Palestinian stamps Trump, Macron's name on shoes in disapproval

This week the shoemaker embarked on a new project fuelled by Muslim anger over Macron's defence of the publication of cartoons depicting the Prophet Mohammed

A pair of women's handcrafted shoes stamped with the name of the French President in Arabic calligraphy. Credit: AFP Photo

Palestinian shoemaker Imad Mohammad makes handcrafted footwear with a difference: They are stamped with the names of the US and French presidents in Arabic calligraphy to show his disapproval of them.

"Shoes touch the ground, dust and dirt. So if we write someone's name on them and that also gets dirty, then it shows... how you value that person," Mohammad told AFP.

He said he chose to stamp the name of US President Donald Trump and French President Emmanuel Macron on the shoes he crafts because they "assaulted our people".

Initially, the moustachioed shoemaker, who has a shop in Ramallah in the Israeli-occupied West Bank, launched a line dedicated to Trump.

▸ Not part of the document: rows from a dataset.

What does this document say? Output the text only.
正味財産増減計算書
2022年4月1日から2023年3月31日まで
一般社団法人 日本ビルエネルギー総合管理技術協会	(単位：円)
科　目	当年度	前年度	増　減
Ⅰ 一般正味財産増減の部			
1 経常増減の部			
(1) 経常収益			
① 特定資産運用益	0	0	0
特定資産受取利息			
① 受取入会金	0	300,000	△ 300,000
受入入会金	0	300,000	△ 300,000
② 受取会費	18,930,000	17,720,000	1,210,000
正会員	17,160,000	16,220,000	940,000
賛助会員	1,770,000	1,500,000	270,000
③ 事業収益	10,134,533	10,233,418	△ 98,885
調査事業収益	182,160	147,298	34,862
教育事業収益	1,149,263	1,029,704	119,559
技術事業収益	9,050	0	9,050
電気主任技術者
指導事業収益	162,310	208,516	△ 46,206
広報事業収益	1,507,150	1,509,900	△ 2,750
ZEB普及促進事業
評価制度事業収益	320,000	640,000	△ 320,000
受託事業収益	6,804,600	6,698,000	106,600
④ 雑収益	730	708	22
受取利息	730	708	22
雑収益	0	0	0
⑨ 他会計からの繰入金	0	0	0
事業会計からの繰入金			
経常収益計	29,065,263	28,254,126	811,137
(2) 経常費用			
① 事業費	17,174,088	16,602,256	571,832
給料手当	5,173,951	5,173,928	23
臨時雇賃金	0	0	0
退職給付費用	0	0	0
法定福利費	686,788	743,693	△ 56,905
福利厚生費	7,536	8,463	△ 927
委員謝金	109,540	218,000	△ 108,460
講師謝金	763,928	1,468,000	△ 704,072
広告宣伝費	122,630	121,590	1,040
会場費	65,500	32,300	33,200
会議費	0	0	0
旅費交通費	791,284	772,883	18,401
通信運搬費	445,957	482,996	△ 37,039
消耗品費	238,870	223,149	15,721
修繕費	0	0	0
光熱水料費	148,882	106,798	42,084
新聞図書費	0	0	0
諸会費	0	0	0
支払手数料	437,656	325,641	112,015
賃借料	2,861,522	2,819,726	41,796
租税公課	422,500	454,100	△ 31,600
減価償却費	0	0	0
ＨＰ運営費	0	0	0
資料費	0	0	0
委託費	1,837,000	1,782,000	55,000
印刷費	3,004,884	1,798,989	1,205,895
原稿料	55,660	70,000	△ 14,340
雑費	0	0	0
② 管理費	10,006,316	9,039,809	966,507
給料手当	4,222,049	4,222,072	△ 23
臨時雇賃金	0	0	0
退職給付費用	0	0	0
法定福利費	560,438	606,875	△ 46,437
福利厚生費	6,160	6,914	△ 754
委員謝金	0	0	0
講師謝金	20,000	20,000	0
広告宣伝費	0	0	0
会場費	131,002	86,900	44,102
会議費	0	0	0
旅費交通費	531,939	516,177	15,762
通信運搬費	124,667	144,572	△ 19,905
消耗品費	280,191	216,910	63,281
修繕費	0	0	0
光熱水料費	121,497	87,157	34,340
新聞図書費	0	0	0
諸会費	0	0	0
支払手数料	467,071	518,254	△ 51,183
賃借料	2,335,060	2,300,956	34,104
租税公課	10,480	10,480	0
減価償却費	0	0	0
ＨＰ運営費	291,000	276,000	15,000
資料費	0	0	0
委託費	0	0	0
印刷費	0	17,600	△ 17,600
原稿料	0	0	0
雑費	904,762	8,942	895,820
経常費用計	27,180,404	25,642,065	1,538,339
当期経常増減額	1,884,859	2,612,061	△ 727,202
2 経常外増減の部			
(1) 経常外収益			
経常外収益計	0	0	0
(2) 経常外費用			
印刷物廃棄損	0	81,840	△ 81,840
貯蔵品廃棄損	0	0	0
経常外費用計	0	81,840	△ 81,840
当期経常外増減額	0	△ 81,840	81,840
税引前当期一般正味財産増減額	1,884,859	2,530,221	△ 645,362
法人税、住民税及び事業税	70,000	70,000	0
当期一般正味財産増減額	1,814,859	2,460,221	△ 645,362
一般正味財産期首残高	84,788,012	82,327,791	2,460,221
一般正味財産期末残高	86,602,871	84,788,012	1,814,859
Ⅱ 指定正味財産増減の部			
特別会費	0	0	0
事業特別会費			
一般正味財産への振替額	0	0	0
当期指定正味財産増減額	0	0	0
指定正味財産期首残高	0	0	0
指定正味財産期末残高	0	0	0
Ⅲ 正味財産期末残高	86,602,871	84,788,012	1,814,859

That was after Trump moved the US embassy from Tel Aviv to Jerusalem in May 2018, putting the United States at odds with the international community.

Trump's move, a year after he recognised the disputed city of Jerusalem as Israel's capital, infuriated the Palestinians who hope to have their own state and Israeli-annexed east Jerusalem as its capital.

The shoes bearing the US president's name cost 200 shekels (about $50) and are made of "genuine leather inside and outside, and are more genuine than him," said Mohammad.

This week the shoemaker embarked on a new project fuelled by Muslim anger over Macron's defence of the publication of cartoons depicting the Prophet Mohammed on free speech grounds.

"Why, Macron, did you attack a prophet who died 1,500 years ago?" said Mohammad, who accused the French leader of seeking to "insult Muslims".

"And I, as a Muslim, reject this contempt and reject this offence," he added, demanding an apology from Macron.

"The apology is for my people because the insult was against my people... and my Islamic nation," he said.

Any US and French clients who enter the Ramallah shop are greeted with signs demanding they too apologise for the words and deeds of their presidents.

The French are told they can only enter if they apologise for Macron's statements.

American customers are asked to seek forgiveness for Trump's recognition of Jerusalem and the embassy move.

But Mohammad said he is willing to remove that last poster should Trump challenger Joe Biden win Tuesday's US presidential election and "rescind" Trump's policies.

"I will not remove the demand for an apology from the Americans unless America's decision (to recognise Jerusalem as Israel's capital) is cancelled.

"If Biden rescinds the decision, I will remove the sign and I will be happy," he said.